Firstly, the output buffer obtained from finish-output-buffer in woo.ev.socket:flush-buffer is not allocated in a static segment, which is required for the LispWorks FLI to pin the array during the subsequent cffi:with-pointer-to-vector-data form. This results in a '#(...) cannot be converted to foreign type "Statically allocated or pinned (LISP-ARRAY NIL)"' error when sending a response. The fix is to use (make-output-buffer :output :static) when initialising the buffer in the socket structure definition.

Woo also doesn't know how to get errno values on LispWorks. This results in random failures trying to compare numeric constants with nil in event loop callbacks.
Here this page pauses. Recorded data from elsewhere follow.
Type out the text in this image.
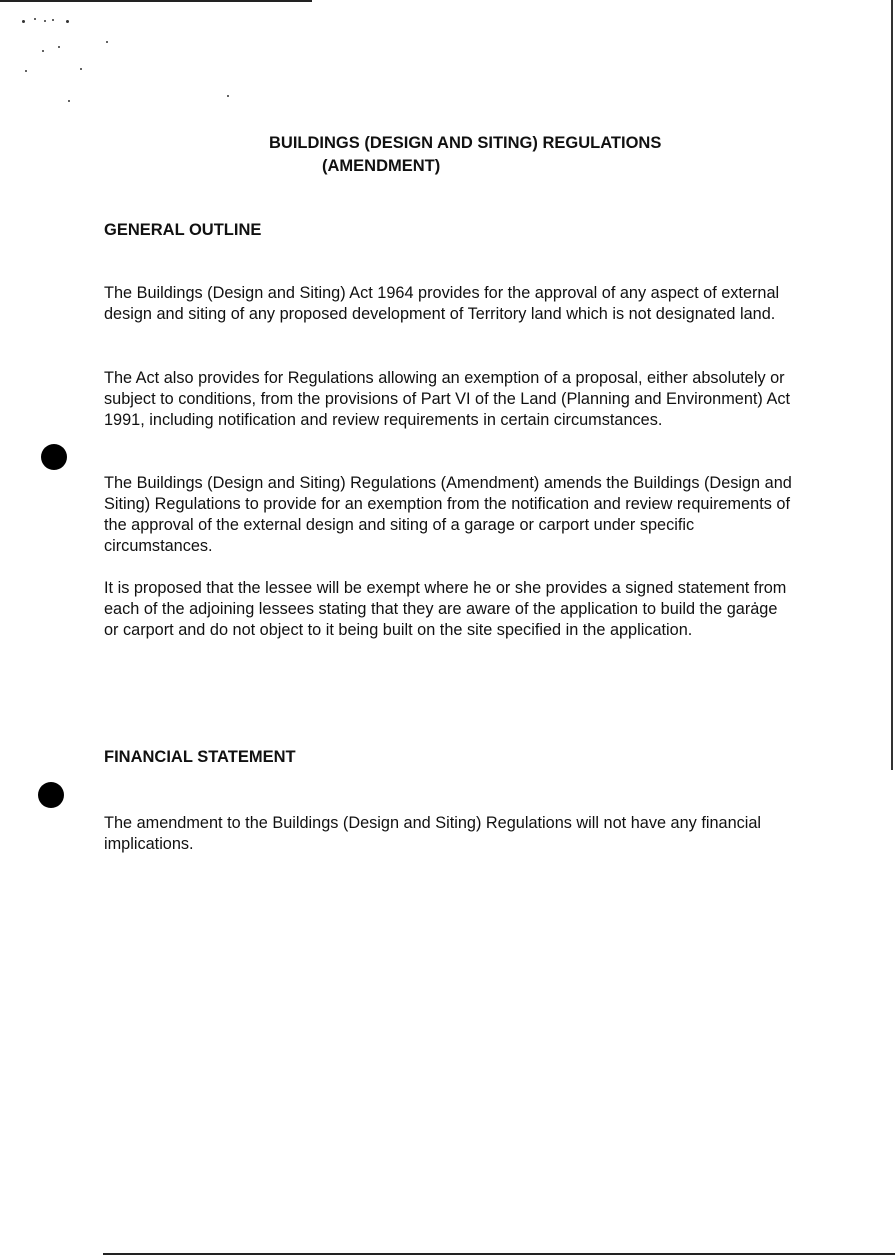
BUILDINGS (DESIGN AND SITING) REGULATIONS
(AMENDMENT)
GENERAL OUTLINE
The Buildings (Design and Siting) Act 1964 provides for the approval of any aspect of external design and siting of any proposed development of Territory land which is not designated land.
The Act also provides for Regulations allowing an exemption of a proposal, either absolutely or subject to conditions, from the provisions of Part VI of the Land (Planning and Environment) Act 1991, including notification and review requirements in certain circumstances.
The Buildings (Design and Siting) Regulations (Amendment) amends the Buildings (Design and Siting) Regulations to provide for an exemption from the notification and review requirements of the approval of the external design and siting of a garage or carport under specific circumstances.
It is proposed that the lessee will be exempt where he or she provides a signed statement from each of the adjoining lessees stating that they are aware of the application to build the garage or carport and do not object to it being built on the site specified in the application.
FINANCIAL STATEMENT
The amendment to the Buildings (Design and Siting) Regulations will not have any financial implications.
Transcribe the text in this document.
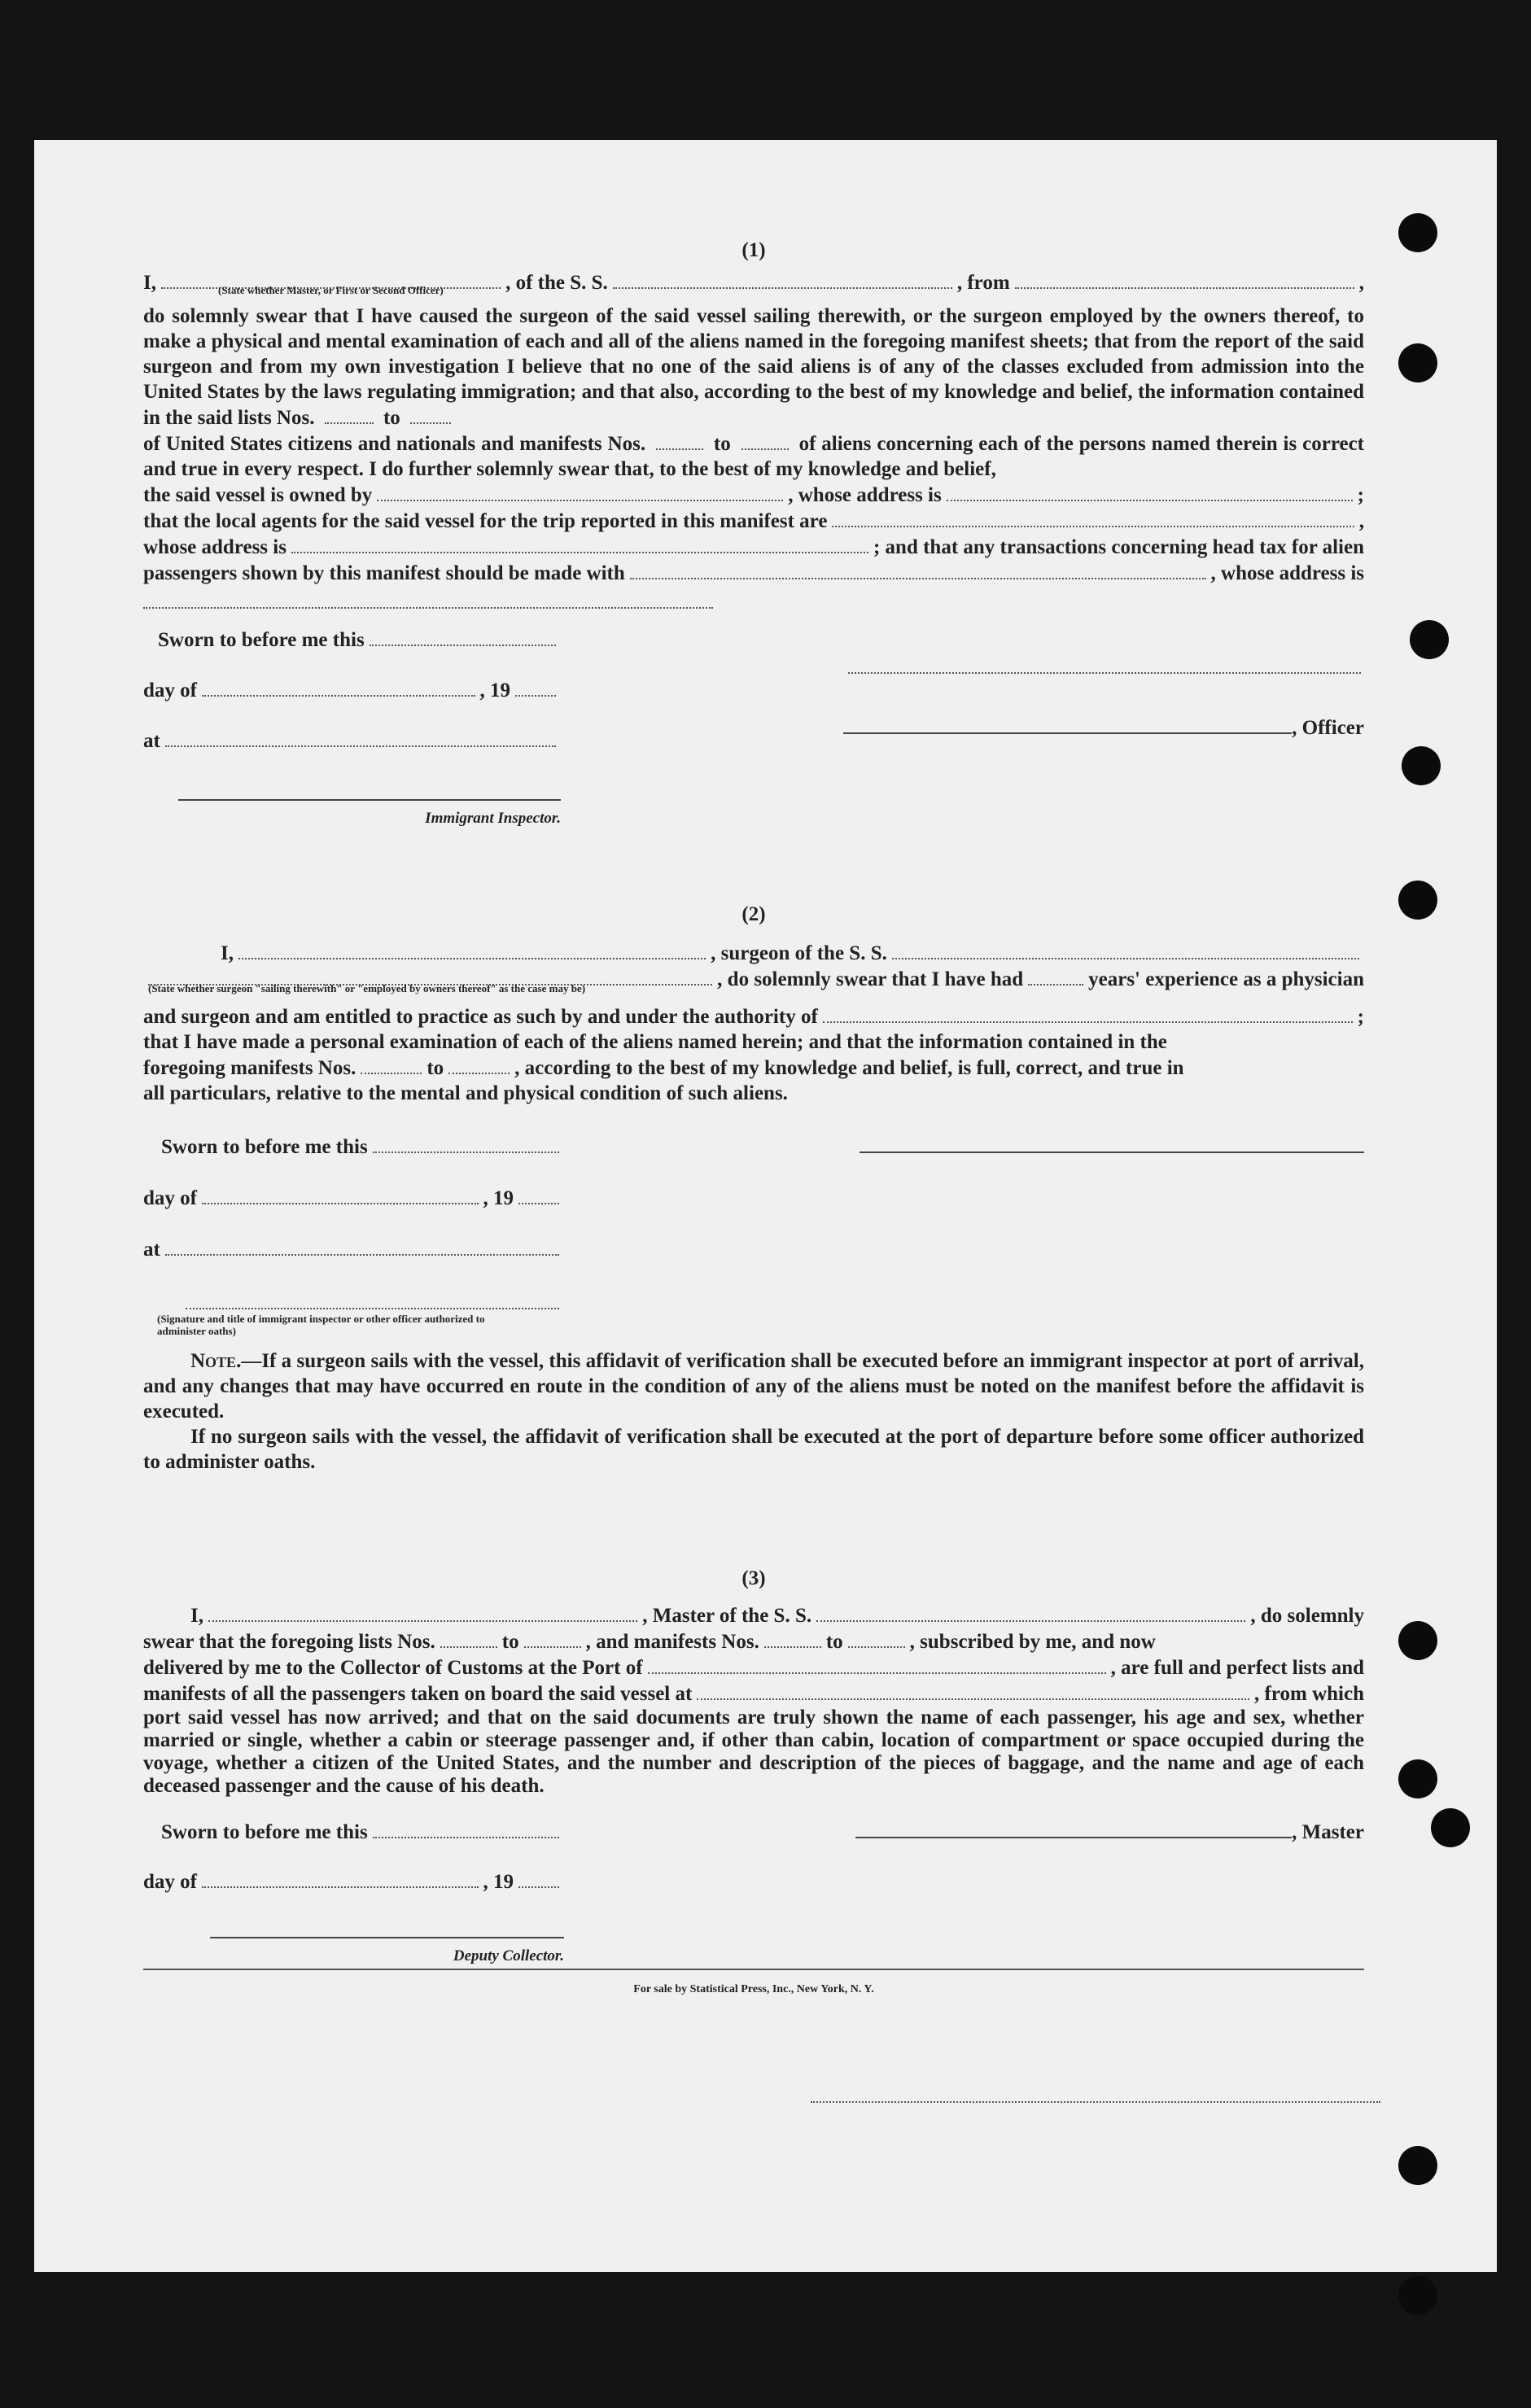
(1)
I,	(State whether Master, or First or Second Officer)	, of the S. S.	, from	,
do solemnly swear that I have caused the surgeon of the said vessel sailing therewith, or the surgeon employed by the owners thereof, to make a physical and mental examination of each and all of the aliens named in the foregoing manifest sheets; that from the report of the said surgeon and from my own investigation I believe that no one of the said aliens is of any of the classes excluded from admission into the United States by the laws regulating immigration; and that also, according to the best of my knowledge and belief, the information contained in the said lists Nos.	to
of United States citizens and nationals and manifests Nos.	to	of aliens concerning each of the persons named therein is correct and true in every respect. I do further solemnly swear that, to the best of my knowledge and belief,
the said vessel is owned by	, whose address is	;
that the local agents for the said vessel for the trip reported in this manifest are	,
whose address is	; and that any transactions concerning head tax for alien
passengers shown by this manifest should be made with	, whose address is
Sworn to before me this
day of	, 19
at
Immigrant Inspector.
, Officer
(2)
I,	, surgeon of the S. S.
(State whether surgeon "sailing therewith" or "employed by owners thereof" as the case may be)	, do solemnly swear that I have had	years' experience as a physician
and surgeon and am entitled to practice as such by and under the authority of	;
that I have made a personal examination of each of the aliens named herein; and that the information contained in the
foregoing manifests Nos.	to	, according to the best of my knowledge and belief, is full, correct, and true in
all particulars, relative to the mental and physical condition of such aliens.
Sworn to before me this
day of	, 19
at
(Signature and title of immigrant inspector or other officer authorized to administer oaths)
Note.—If a surgeon sails with the vessel, this affidavit of verification shall be executed before an immigrant inspector at port of arrival, and any changes that may have occurred en route in the condition of any of the aliens must be noted on the manifest before the affidavit is executed.
If no surgeon sails with the vessel, the affidavit of verification shall be executed at the port of departure before some officer authorized to administer oaths.
(3)
I,	, Master of the S. S.	, do solemnly
swear that the foregoing lists Nos.	to	, and manifests Nos.	to	, subscribed by me, and now
delivered by me to the Collector of Customs at the Port of	, are full and perfect lists and
manifests of all the passengers taken on board the said vessel at	, from which
port said vessel has now arrived; and that on the said documents are truly shown the name of each passenger, his age and sex, whether married or single, whether a cabin or steerage passenger and, if other than cabin, location of compartment or space occupied during the voyage, whether a citizen of the United States, and the number and description of the pieces of baggage, and the name and age of each deceased passenger and the cause of his death.
Sworn to before me this
day of	, 19
Deputy Collector.
, Master
For sale by Statistical Press, Inc., New York, N. Y.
The fix is to add a call to lw:errno-value to the definition in syscall/main.lisp.

With these two fixes Woo loads and runs on LispWorks 8.01 (Intel macOS 13.6.1) and has no problems with a benchmark using wrk or a browser. I have a commit julian-baldwin/woo@81e6ae2 that fixes both of these and permits the server to run, which I am happy to submit as a PR. There is also another (more serious) issue where Woo interferes with LispWorks' signal handling I'll report separately, but this is the bare minimum required to get it to serve requests.

fukamachi commented 7 months ago

Sounds good unless anything doesn't affect other systems. I'm waiting for your PR. It must be hard to investigate, huh? Thank you for your effort.

julian-baldwin commented 7 months ago

Done. I've also added support for LispWorks' file-size to avoid opening files to get their length as an additional obvious optimisation. I've written quite a bit of LispWorks FLI code in my main projects, so have seen this problem plenty of times before, but I spent a bit of time looking through fast-io's code to find exactly where that buffer gets allocated and how to make it static.